Giulio Paolini, Saffo, 1968. Credits: Francesca Viganò

Emerge l’insistenza sul concetto di Bello come dimensione filosofica, come orizzonte a cui tendere ed entità a sé, che l’uomo può solo riconoscere, ma che non riesce a dominare. Il Bello diviene un concetto e come tale è indagato dall’artista, spesso attraverso citazioni di opere d’arte antica. Paolini traspone così l’opera su un piano di riflessione puramente concettuale, che contraddistingue la sua ricerca.

Giulio Paolini, Monogramma, 1965. Credits: Francesca Viganò

Il ritratto e l’autoritratto divengono un tutt’uno con l’opera e i mezzi della pittura, le tele e le fotografie sono in grado di descrivere l’autore, che compare per sottrazione. Una seconda sezione “In superficie” indaga il tema della prospettiva nelle sue varie declinazioni, dall’indagine sulla linea alla simbologia dell’orizzonte fino all’uso della specularità e della ripetizione come strumenti di analisi dello spazio e del tempo. La prospettiva viene interpretata nella sua chiave razionale e matematica, come mezzo per poter comprendere e rappresentare il mondo.

Giulio Paolini, Mimesi, 1975. Credits: Francesca Viganò

Infine la poetica del Bello emerge con forza nell’ultima sala, che accoglie citazioni dell’arte classica. “Uno di due” rappresenta una selezione di lavori che indagano il rapporto tra il mito e la classicità, emblemi di quella bellezza ideale che crea una distanza apparentemente incolmabile tra opera d’arte e osservatore.

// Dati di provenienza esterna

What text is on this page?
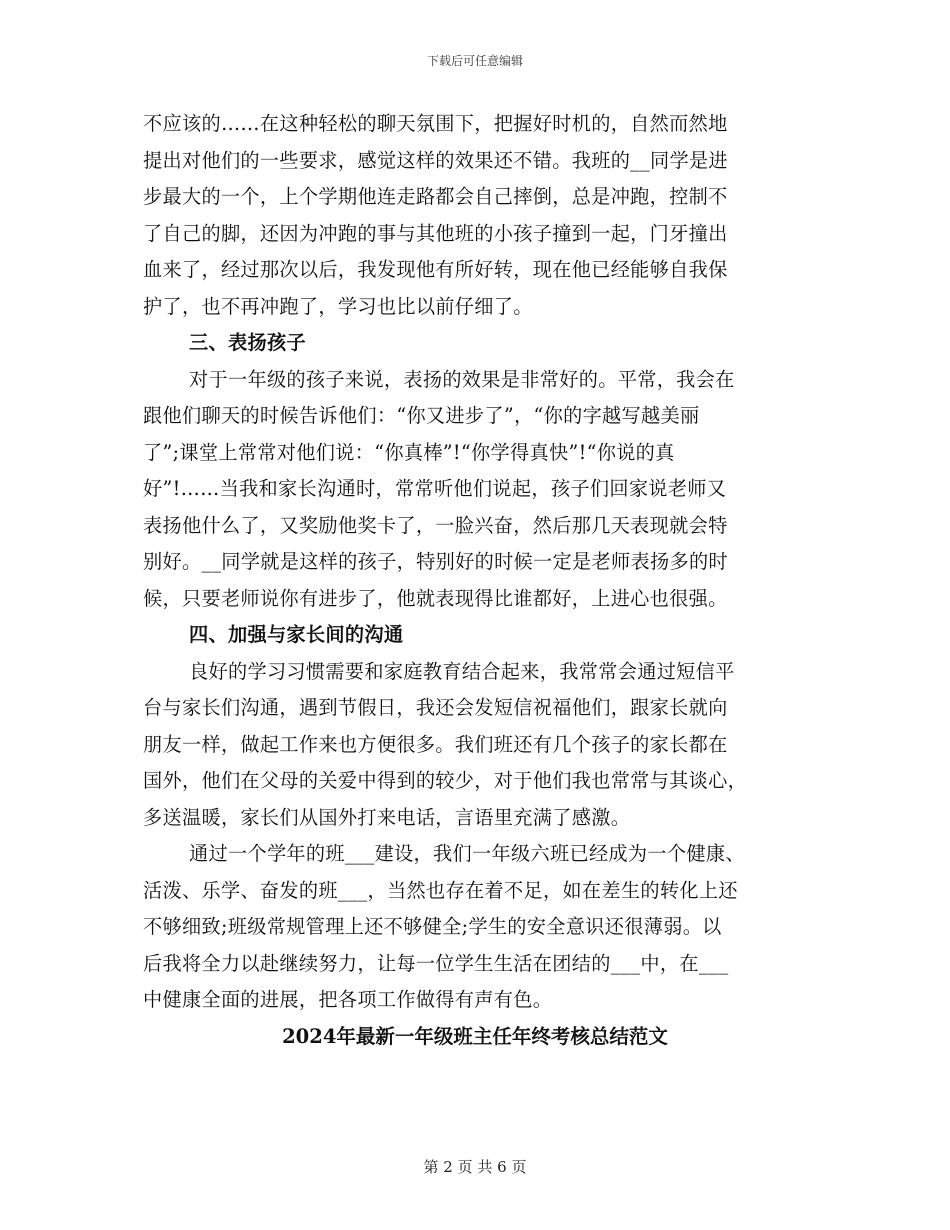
下载后可任意编辑
不应该的……在这种轻松的聊天氛围下，把握好时机的，自然而然地
提出对他们的一些要求，感觉这样的效果还不错。我班的__同学是进
步最大的一个，上个学期他连走路都会自己摔倒，总是冲跑，控制不
了自己的脚，还因为冲跑的事与其他班的小孩子撞到一起，门牙撞出
血来了，经过那次以后，我发现他有所好转，现在他已经能够自我保
护了，也不再冲跑了，学习也比以前仔细了。
三、表扬孩子
对于一年级的孩子来说，表扬的效果是非常好的。平常，我会在
跟他们聊天的时候告诉他们：“你又进步了”，“你的字越写越美丽
了”;课堂上常常对他们说：“你真棒”!“你学得真快”!“你说的真
好”!……当我和家长沟通时，常常听他们说起，孩子们回家说老师又
表扬他什么了，又奖励他奖卡了，一脸兴奋，然后那几天表现就会特
别好。__同学就是这样的孩子，特别好的时候一定是老师表扬多的时
候，只要老师说你有进步了，他就表现得比谁都好，上进心也很强。
四、加强与家长间的沟通
良好的学习习惯需要和家庭教育结合起来，我常常会通过短信平
台与家长们沟通，遇到节假日，我还会发短信祝福他们，跟家长就向
朋友一样，做起工作来也方便很多。我们班还有几个孩子的家长都在
国外，他们在父母的关爱中得到的较少，对于他们我也常常与其谈心，
多送温暖，家长们从国外打来电话，言语里充满了感激。
通过一个学年的班___建设，我们一年级六班已经成为一个健康、
活泼、乐学、奋发的班___，当然也存在着不足，如在差生的转化上还
不够细致;班级常规管理上还不够健全;学生的安全意识还很薄弱。以
后我将全力以赴继续努力，让每一位学生生活在团结的___中，在___
中健康全面的进展，把各项工作做得有声有色。
2024年最新一年级班主任年终考核总结范文
第 2 页 共 6 页
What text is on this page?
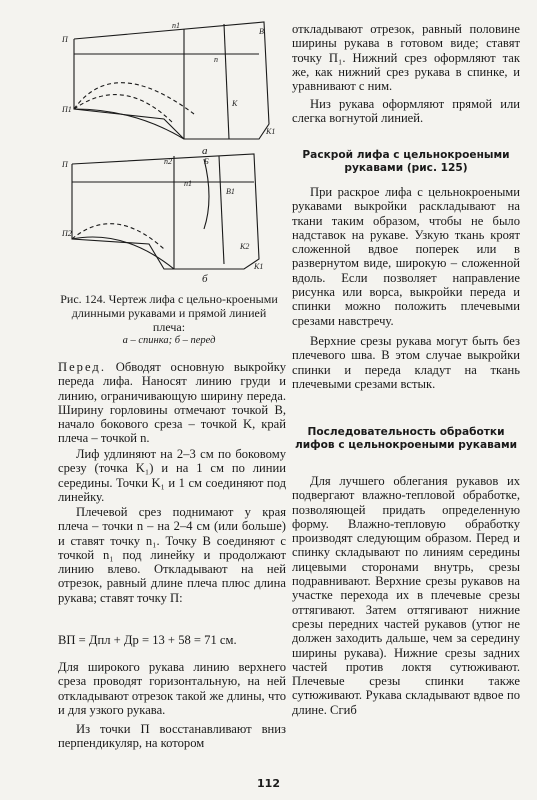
n1
B
n
K1
K
П
П1
П	n2	Б
n1
П2
B1
K2
K1
а
б
Рис. 124. Чертеж лифа с цельно-кроеными длинными рукавами и прямой линией плеча:
а – спинка; б – перед

Перед. Обводят основную выкройку переда лифа. Наносят линию груди и линию, ограничивающую ширину переда. Ширину горловины отмечают точкой B, начало бокового среза – точкой K, край плеча – точкой n.

Лиф удлиняют на 2–3 см по боковому срезу (точка K₁) и на 1 см по линии середины. Точки K₁ и 1 см соединяют под линейку.

Плечевой срез поднимают у края плеча – точки n – на 2–4 см (или больше) и ставят точку n₁. Точку B соединяют с точкой n₁ под линейку и продолжают линию влево. Откладывают на ней отрезок, равный длине плеча плюс длина рукава; ставят точку П:

BП = Дпл + Др = 13 + 58 = 71 см.

Для широкого рукава линию верхнего среза проводят горизонтальную, на ней откладывают отрезок такой же длины, что и для узкого рукава.

Из точки П восстанавливают вниз перпендикуляр, на котором

откладывают отрезок, равный половине ширины рукава в готовом виде; ставят точку П₁. Нижний срез оформляют так же, как нижний срез рукава в спинке, и уравнивают с ним.

Низ рукава оформляют прямой или слегка вогнутой линией.

Раскрой лифа с цельнокроеными рукавами (рис. 125)

При раскрое лифа с цельнокроеными рукавами выкройки раскладывают на ткани таким образом, чтобы не было надставок на рукаве. Узкую ткань кроят сложенной вдвое поперек или в развернутом виде, широкую – сложенной вдоль. Если позволяет направление рисунка или ворса, выкройки переда и спинки можно положить плечевыми срезами навстречу.

Верхние срезы рукава могут быть без плечевого шва. В этом случае выкройки спинки и переда кладут на ткань плечевыми срезами встык.

Последовательность обработки лифов с цельнокроеными рукавами

Для лучшего облегания рукавов их подвергают влажно-тепловой обработке, позволяющей придать определенную форму. Влажно-тепловую обработку производят следующим образом. Перед и спинку складывают по линиям середины лицевыми сторонами внутрь, срезы подравнивают. Верхние срезы рукавов на участке перехода их в плечевые срезы оттягивают. Затем оттягивают нижние срезы передних частей рукавов (утюг не должен заходить дальше, чем за середину ширины рукава). Нижние срезы задних частей против локтя сутюживают. Плечевые срезы спинки также сутюживают. Рукава складывают вдвое по длине. Сгиб

112
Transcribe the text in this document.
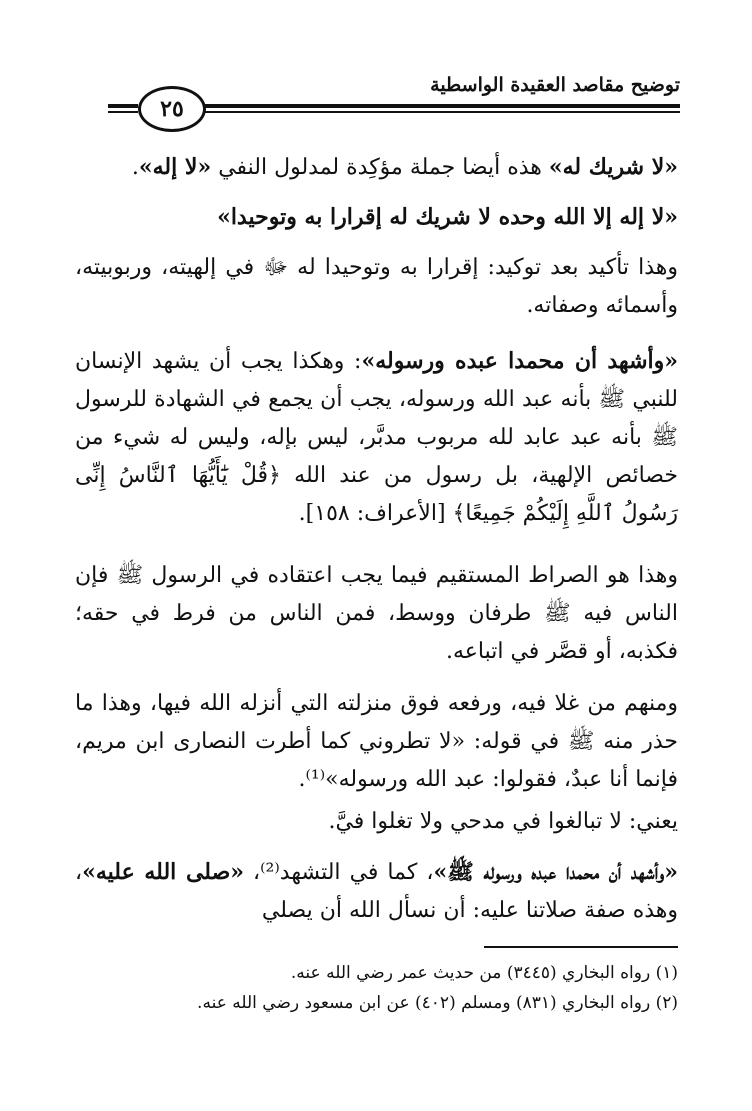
توضيح مقاصد العقيدة الواسطية
٢٥

«لا شريك له» هذه أيضا جملة مؤكِدة لمدلول النفي «لا إله».

«لا إله إلا الله وحده لا شريك له إقرارا به وتوحيدا»

وهذا تأكيد بعد توكيد: إقرارا به وتوحيدا له ﷻ في إلهيته، وربوبيته، وأسمائه وصفاته.

«وأشهد أن محمدا عبده ورسوله»: وهكذا يجب أن يشهد الإنسان للنبي ﷺ بأنه عبد الله ورسوله، يجب أن يجمع في الشهادة للرسول ﷺ بأنه عبد عابد لله مربوب مدبَّر، ليس بإله، وليس له شيء من خصائص الإلهية، بل رسول من عند الله ﴿قُلْ يَٰٓأَيُّهَا ٱلنَّاسُ إِنِّى رَسُولُ ٱللَّهِ إِلَيْكُمْ جَمِيعًا﴾ [الأعراف: ١٥٨].

وهذا هو الصراط المستقيم فيما يجب اعتقاده في الرسول ﷺ فإن الناس فيه ﷺ طرفان ووسط، فمن الناس من فرط في حقه؛ فكذبه، أو قصَّر في اتباعه.

ومنهم من غلا فيه، ورفعه فوق منزلته التي أنزله الله فيها، وهذا ما حذر منه ﷺ في قوله: «لا تطروني كما أطرت النصارى ابن مريم، فإنما أنا عبدٌ، فقولوا: عبد الله ورسوله»⁽¹⁾.

يعني: لا تبالغوا في مدحي ولا تغلوا فيَّ.

«وأشهد أن محمدا عبده ورسوله ﷺ»، كما في التشهد⁽²⁾، «صلى الله عليه»، وهذه صفة صلاتنا عليه: أن نسأل الله أن يصلي

(١) رواه البخاري (٣٤٤٥) من حديث عمر رضي الله عنه.

(٢) رواه البخاري (٨٣١) ومسلم (٤٠٢) عن ابن مسعود رضي الله عنه.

Giulio Paolini, Et quid amabo nisi quod aenigma est?, 1969-70. Credits: © Giulio Paolini /Foto © Paolo Mussat Sartor. Courtesy Fondazione Giulio e Anna Paolini, Torino

Giulio Paolini nasce a Bergamo, nel 1952 si trasferisce con la famiglia a Torino, dove frequenta l’Istituto Tecnico Industriale Statale per le Arti Grafiche e Fotografiche. Nei primi anni sessanta sviluppa la propria ricerca focalizzando l’attenzione sui componenti stessi del quadro, sugli strumenti del pittore e sullo spazio della rappresentazione. Nella sua prima mostra personale, nel 1964 a Roma alla Galleria La Salita di Gian Tommaso Liverani, presenta una serie di pannelli di legno grezzo appoggiati alla parete, che suggeriscono l’idea di una mostra in allestimento. L’esposizione è visitata da Carla Lonzi e Marisa Volpi, che di lì a poco scriveranno i primi testi critici sul giovane artista. Nel 1965 Paolini introduce la fotografia, che gli consente di estendere la propria indagine alla relazione tra autore e opera.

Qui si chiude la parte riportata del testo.